Conscient de ses responsabilités, le Gouvernement a fait de la sécurité sanitaire, grâce à vous, une de ses priorités.
Il fallait en effet répondre aux failles persistantes en matière d'organisation, de règles et de contrôles pour certains produits destinés à l'homme et pallier les insuffisances des moyens de veille, des procédures d'alerte et des circuits de transmission des recommandations aux pouvoirs publics en cas de menace pour la santé publique.
Il fallait parachever le dispositif de sécurité sanitaire mis en place dès 1992 avec la création du réseau national de santé publique et par la loi du 4 janvier 1993 instituant l'Agence française du sang et l'Agence du médicament. Je n'oublie pas que ce fut à votre initiative.
Comme en 1993, le rôle joué par la Haute Assemblée doit être souligné.
L'important travail réalisé par la mission de la commission des affaires sociales pour « renforcer la sécurité sanitaire en France », qui a conduit à la proposition de loi relative au renforcement de la veille sanitaire et du contrôle de la sécurité sanitaire des produits destinés à l'homme, a constitué le socle de notre réflexion commune.
Je tiens à nouveau à saluer l'initiative de M. Charles Descours, avec qui je me suis entretenu ce matin, ainsi que l'engagement continu de la commission des affaires sociales, présidée par M. Fourcade.

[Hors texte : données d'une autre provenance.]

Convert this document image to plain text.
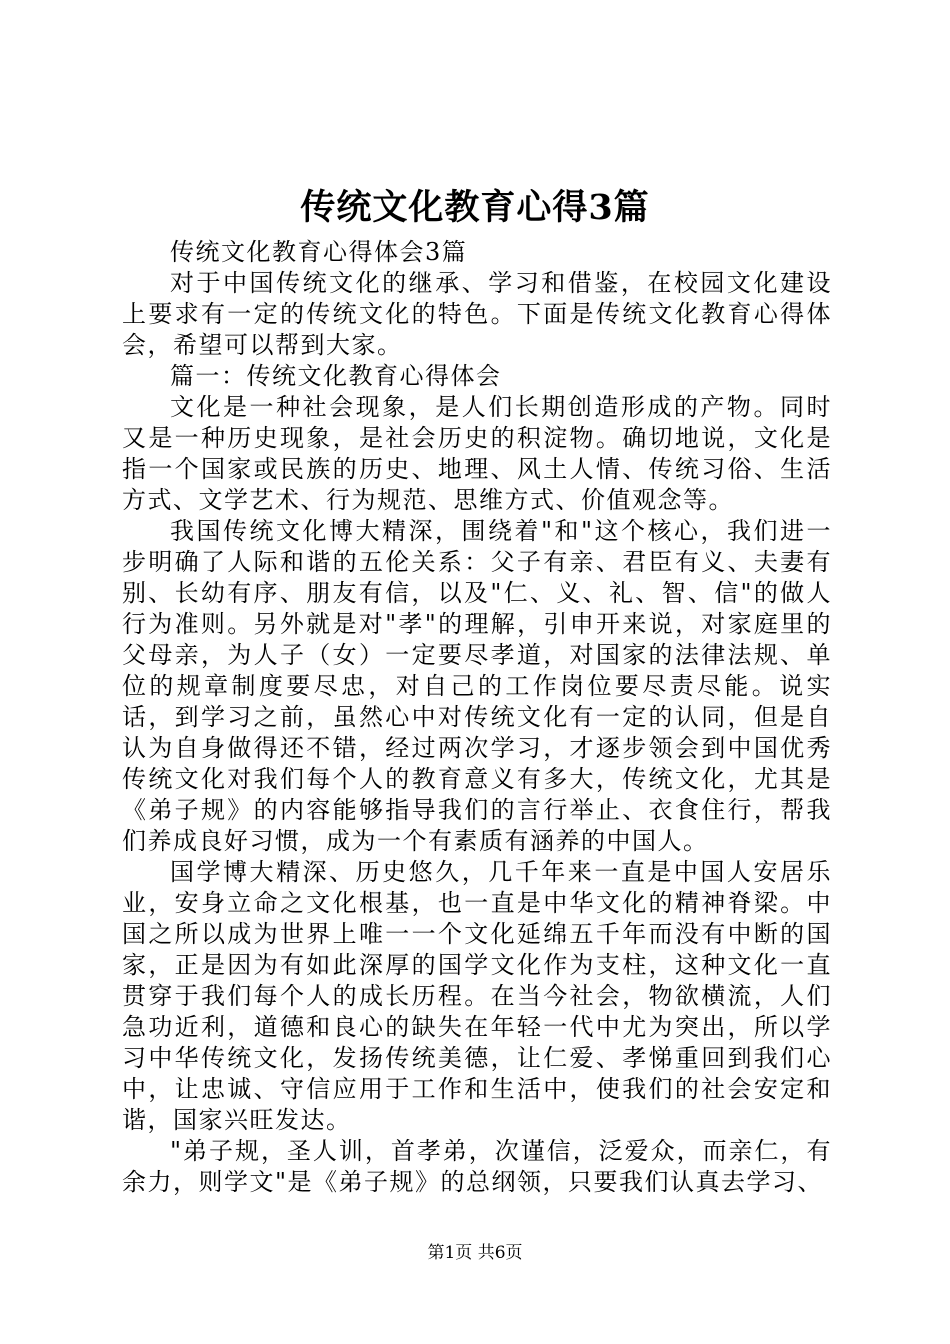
传统文化教育心得3篇

传统文化教育心得体会3篇

对于中国传统文化的继承、学习和借鉴，在校园文化建设上要求有一定的传统文化的特色。下面是传统文化教育心得体会，希望可以帮到大家。

篇一：传统文化教育心得体会

文化是一种社会现象，是人们长期创造形成的产物。同时又是一种历史现象，是社会历史的积淀物。确切地说，文化是指一个国家或民族的历史、地理、风土人情、传统习俗、生活方式、文学艺术、行为规范、思维方式、价值观念等。

我国传统文化博大精深，围绕着"和"这个核心，我们进一步明确了人际和谐的五伦关系：父子有亲、君臣有义、夫妻有别、长幼有序、朋友有信，以及"仁、义、礼、智、信"的做人行为准则。另外就是对"孝"的理解，引申开来说，对家庭里的父母亲，为人子（女）一定要尽孝道，对国家的法律法规、单位的规章制度要尽忠，对自己的工作岗位要尽责尽能。说实话，到学习之前，虽然心中对传统文化有一定的认同，但是自认为自身做得还不错，经过两次学习，才逐步领会到中国优秀传统文化对我们每个人的教育意义有多大，传统文化，尤其是《弟子规》的内容能够指导我们的言行举止、衣食住行，帮我们养成良好习惯，成为一个有素质有涵养的中国人。

国学博大精深、历史悠久，几千年来一直是中国人安居乐业，安身立命之文化根基，也一直是中华文化的精神脊梁。中国之所以成为世界上唯一一个文化延绵五千年而没有中断的国家，正是因为有如此深厚的国学文化作为支柱，这种文化一直贯穿于我们每个人的成长历程。在当今社会，物欲横流，人们急功近利，道德和良心的缺失在年轻一代中尤为突出，所以学习中华传统文化，发扬传统美德，让仁爱、孝悌重回到我们心中，让忠诚、守信应用于工作和生活中，使我们的社会安定和谐，国家兴旺发达。

"弟子规，圣人训，首孝弟，次谨信，泛爱众，而亲仁，有余力，则学文"是《弟子规》的总纲领，只要我们认真去学习、

第1页 共6页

Les travaux menés par les deux assemblées ont enrichi le texte initial. Ils ont également cimenté une doctrine claire, partagée par tous, fondée sur des exigences cohérentes, à savoir : une autorité de police compétente pour l'ensemble de la chaîne médicotechnique des produits à finalité sanitaire, une capacité d'alerte rapide, une expertise scientifique forte et indépendante, une prise en compte systématique du principe de précaution, une indépendance par rapport aux intérêts économiques sectoriels, enfin, une transparence dans la décision.
Nous aboutissons aujourd'hui à une réorganisation importante de la sécurité sanitaire. Je ne sais pas, monsieur le rapporteur, s'il s'agit là de l'événement le plus important depuis la création du ministère de la santé, mais c'est un événement important, et cette réorganisation renforce la position de la France en Europe.
La nouvelle organisation repose, d'une part, sur la création d'un Institut de veille sanitaire chargé de la surveillance de l'état de santé de la population face aux différents risques et celle d'une Agence de sécurité sanitaire des produits de santé disposant de l'ensemble des compétences en matière de police sanitaire pour l'ensemble des produits à finalité sanitaire, d'autre part, sur le renforcement des moyens d'expertise vis-à-vis des risques alimentaires.
L'expertise sera regroupée dans une Agence de sécurité sanitaire des aliments avec l'Agence du médicament vétérinaire et le Centre national d'études vétérinaires et alimentaires, le CNEVA. Ce dernier conserve l'ensemble de ses missions d'expertise et de recherche, d'appui technique et scientifique.
Il sera procédé à la mise en place d'un comité national de sécurité sanitaire qui sera chargé de veiller à la coordination et à la convergence des actions vers la protection de la santé de l'homme.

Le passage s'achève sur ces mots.